Under the existing framework, lenders need to report fraud to the RBI’s Central Repository of Information on Large Credits (CRILC) within a week of the joint lenders’ forum (JLF) declaring an account fraudulent.
After the JLF meeting, each lender has to individually get internal approvals to have the account classified as fraud and this takes more than a week, said another senior bank executive. “In some cases, banks also look at other accounts with the same borrower which are operational and standard,” he said.
Under existing norms, in the case of an account with multiple lenders, a forensic audit has to be completed within three months once authorised by the JLF. “The banks have to decide on the account status, classifying it as fraud or not, within two weeks of the completion of the forensic audit,” said the first banker, adding that there have been cases where other accounts of the borrower that are standard also need to be investigated, which requires more time. “A 30-day period will help in accountability and effective fraud risk management.”

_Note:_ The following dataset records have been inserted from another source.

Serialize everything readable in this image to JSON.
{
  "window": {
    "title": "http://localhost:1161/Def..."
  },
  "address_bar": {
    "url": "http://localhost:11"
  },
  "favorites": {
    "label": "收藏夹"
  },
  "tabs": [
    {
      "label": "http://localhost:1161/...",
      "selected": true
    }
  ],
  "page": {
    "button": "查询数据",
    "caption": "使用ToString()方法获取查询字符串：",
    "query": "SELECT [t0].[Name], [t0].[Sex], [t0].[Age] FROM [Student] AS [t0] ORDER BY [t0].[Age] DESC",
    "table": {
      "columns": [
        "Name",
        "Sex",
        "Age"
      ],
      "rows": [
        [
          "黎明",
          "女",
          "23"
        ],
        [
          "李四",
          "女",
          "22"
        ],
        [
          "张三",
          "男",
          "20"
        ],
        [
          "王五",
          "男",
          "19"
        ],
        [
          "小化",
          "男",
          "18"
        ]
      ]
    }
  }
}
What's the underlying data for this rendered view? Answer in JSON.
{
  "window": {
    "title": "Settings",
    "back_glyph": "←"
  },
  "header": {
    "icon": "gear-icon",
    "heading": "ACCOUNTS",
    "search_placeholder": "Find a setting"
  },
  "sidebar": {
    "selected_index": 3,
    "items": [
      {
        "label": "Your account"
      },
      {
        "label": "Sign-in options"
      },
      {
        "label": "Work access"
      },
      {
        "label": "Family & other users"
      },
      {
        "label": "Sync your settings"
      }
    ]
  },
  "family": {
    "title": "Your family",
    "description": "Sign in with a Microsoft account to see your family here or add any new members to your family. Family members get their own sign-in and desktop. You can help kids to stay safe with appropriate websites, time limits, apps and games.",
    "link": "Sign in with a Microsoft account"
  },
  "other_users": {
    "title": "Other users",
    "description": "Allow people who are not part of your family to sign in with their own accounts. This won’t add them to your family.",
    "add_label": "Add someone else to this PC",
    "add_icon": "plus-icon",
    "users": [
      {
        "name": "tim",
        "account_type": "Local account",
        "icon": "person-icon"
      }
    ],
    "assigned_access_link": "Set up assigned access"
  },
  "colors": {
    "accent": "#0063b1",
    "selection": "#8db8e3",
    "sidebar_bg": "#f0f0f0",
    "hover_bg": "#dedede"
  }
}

Financial institutions, including NBFCs, need to report all exposures of Rs 5 crore or more to the CRILC, a requirement aimed at early recognition of financial distress. Earlier, banks had agreed to report borrowers who wouldn’t cooperate in their forensic audit to CRILC in order to prevent and facilitate early detection of fraud.
As per latest data, 39.8% of gross NPAs of scheduled commercial banks pertain to the top 312 defaulting borrowers. In the past five financial years, banks have recovered an aggregate Rs 6.60 lakh crore.